A Baker Arrived in Black Pine, and a Silent Girl Broke Every Lie-thuyhien

Nora June Whitaker did not know a person could carry so much fear and still keep walking.

By the time the westbound coach reached Black Pine, Colorado, the dust had worked itself into the seams of her travel dress and the cold mountain wind had dried the sweat at the back of her neck into salt.

The depot sat low beside the tracks, all weathered boards, freight barrels, and men in hats pretending not to stare.

Image

The horses snorted in their traces.

A door creaked somewhere along the boardwalk.

The smell of hot leather, coal smoke, and damp wool surrounded her so completely that for a second she could almost pretend she had no past at all.

Then a man in a dark coat stepped out beside the telegraph office, and the lie broke.

Nora stopped in the dirt road.

He had Charles’s height.

He had Charles’s smooth dark hair.

He had the same calm way of standing, like the world had already agreed to forgive him before he even spoke.

Her hands tightened around the wooden box she held against her stomach.

Inside it was her grandmother’s sourdough starter, wrapped in flour cloth and tied with twine, still alive after seven days of trains, coaches, bad water, bad sleep, and worse memories.

Nora had kept it warm beneath her shawl at night.

She had fed it with flour she could barely spare.

She had whispered to it once in a boardinghouse room outside St. Louis, because the starter was the only thing from her old life that had not asked her to apologize for taking up space.

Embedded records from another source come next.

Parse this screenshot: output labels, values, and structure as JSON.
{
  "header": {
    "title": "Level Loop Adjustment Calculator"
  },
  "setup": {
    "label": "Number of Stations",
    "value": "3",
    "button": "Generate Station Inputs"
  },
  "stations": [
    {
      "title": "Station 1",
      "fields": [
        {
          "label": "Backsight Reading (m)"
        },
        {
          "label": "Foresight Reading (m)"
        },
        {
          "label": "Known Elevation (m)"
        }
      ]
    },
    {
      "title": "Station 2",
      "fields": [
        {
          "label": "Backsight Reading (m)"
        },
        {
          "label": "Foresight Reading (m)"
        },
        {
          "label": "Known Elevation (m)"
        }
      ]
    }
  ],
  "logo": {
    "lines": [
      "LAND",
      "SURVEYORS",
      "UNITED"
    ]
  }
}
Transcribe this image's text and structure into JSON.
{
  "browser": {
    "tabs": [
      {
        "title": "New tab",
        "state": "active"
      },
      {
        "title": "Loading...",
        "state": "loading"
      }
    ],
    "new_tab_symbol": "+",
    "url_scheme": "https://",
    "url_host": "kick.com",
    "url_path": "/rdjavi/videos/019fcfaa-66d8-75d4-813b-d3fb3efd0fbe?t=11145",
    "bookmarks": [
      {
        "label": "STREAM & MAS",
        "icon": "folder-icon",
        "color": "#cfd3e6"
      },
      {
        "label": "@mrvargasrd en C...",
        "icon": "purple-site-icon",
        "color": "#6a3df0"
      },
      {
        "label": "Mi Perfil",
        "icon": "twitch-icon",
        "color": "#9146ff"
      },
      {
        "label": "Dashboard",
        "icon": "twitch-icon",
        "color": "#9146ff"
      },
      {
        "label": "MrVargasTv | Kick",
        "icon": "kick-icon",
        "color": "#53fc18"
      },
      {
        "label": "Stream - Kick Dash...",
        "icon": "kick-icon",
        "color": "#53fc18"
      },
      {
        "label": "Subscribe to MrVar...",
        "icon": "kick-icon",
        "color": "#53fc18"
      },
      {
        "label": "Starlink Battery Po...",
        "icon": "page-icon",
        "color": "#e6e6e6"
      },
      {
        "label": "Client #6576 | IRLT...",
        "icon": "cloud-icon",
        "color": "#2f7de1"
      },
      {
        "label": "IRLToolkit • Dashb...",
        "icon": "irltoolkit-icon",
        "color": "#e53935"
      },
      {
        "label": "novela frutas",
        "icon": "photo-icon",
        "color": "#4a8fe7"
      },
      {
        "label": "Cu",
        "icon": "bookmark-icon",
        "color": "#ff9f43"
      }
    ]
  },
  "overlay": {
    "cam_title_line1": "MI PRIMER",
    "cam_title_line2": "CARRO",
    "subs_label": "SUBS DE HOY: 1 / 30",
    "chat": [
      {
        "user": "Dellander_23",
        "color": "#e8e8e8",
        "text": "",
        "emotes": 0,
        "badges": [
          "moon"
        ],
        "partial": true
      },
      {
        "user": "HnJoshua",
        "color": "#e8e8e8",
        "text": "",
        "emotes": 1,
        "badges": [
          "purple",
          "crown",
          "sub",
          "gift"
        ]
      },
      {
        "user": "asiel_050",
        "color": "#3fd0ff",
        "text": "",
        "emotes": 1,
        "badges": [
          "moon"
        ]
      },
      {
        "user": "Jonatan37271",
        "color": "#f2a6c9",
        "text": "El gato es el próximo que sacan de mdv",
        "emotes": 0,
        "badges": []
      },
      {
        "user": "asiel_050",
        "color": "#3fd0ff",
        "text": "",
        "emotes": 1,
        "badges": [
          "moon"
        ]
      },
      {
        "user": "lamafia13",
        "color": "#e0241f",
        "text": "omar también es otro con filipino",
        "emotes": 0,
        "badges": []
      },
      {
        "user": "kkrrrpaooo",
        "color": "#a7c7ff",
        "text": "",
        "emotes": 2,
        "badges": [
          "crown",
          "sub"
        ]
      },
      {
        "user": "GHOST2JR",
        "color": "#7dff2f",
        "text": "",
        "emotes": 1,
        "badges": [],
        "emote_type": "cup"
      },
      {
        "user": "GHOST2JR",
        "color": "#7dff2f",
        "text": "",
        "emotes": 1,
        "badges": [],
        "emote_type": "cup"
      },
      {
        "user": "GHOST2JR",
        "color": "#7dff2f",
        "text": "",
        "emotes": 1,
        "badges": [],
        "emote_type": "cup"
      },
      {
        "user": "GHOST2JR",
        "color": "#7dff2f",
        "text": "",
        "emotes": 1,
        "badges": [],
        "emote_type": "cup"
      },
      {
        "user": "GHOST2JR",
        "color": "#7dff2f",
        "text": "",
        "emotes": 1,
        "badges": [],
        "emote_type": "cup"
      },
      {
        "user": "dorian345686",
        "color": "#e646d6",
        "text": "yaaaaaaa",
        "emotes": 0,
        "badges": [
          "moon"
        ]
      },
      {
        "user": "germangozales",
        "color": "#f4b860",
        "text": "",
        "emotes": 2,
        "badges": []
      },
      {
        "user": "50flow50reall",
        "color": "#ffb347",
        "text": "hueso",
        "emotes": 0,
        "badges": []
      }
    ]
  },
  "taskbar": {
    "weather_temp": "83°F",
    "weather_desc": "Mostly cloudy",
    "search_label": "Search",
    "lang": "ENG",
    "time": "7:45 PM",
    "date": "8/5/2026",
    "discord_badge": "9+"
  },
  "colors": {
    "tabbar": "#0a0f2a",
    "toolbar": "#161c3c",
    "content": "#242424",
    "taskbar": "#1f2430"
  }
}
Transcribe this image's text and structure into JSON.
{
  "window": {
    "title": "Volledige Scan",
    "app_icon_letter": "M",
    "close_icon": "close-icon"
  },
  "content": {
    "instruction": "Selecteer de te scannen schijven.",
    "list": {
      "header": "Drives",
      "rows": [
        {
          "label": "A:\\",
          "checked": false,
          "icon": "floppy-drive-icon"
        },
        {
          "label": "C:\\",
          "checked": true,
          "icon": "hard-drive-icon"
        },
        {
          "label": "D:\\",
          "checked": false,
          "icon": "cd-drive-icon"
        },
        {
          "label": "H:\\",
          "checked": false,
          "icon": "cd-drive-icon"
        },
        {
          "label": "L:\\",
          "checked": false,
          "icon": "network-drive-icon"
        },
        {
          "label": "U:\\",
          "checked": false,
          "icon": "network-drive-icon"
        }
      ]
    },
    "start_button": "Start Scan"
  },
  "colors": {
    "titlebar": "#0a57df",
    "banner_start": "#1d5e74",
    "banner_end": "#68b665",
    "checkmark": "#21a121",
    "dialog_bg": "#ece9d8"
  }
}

The man beside the telegraph office lifted his hat.

For one breath, Nora believed Charles Whitaker had found her.

Then he turned toward a woman coming out of the telegraph office, smiled at her with a stranger’s face, and the town moved again.

A wagon rolled.

A horse stamped.

Somebody laughed on the boardwalk.

Nora did not move.

Three weeks earlier, Charles’s ring had caught her jaw when she turned her head too slowly.

The bruise had faded from purple to yellow, but the place still ached when cold air touched it.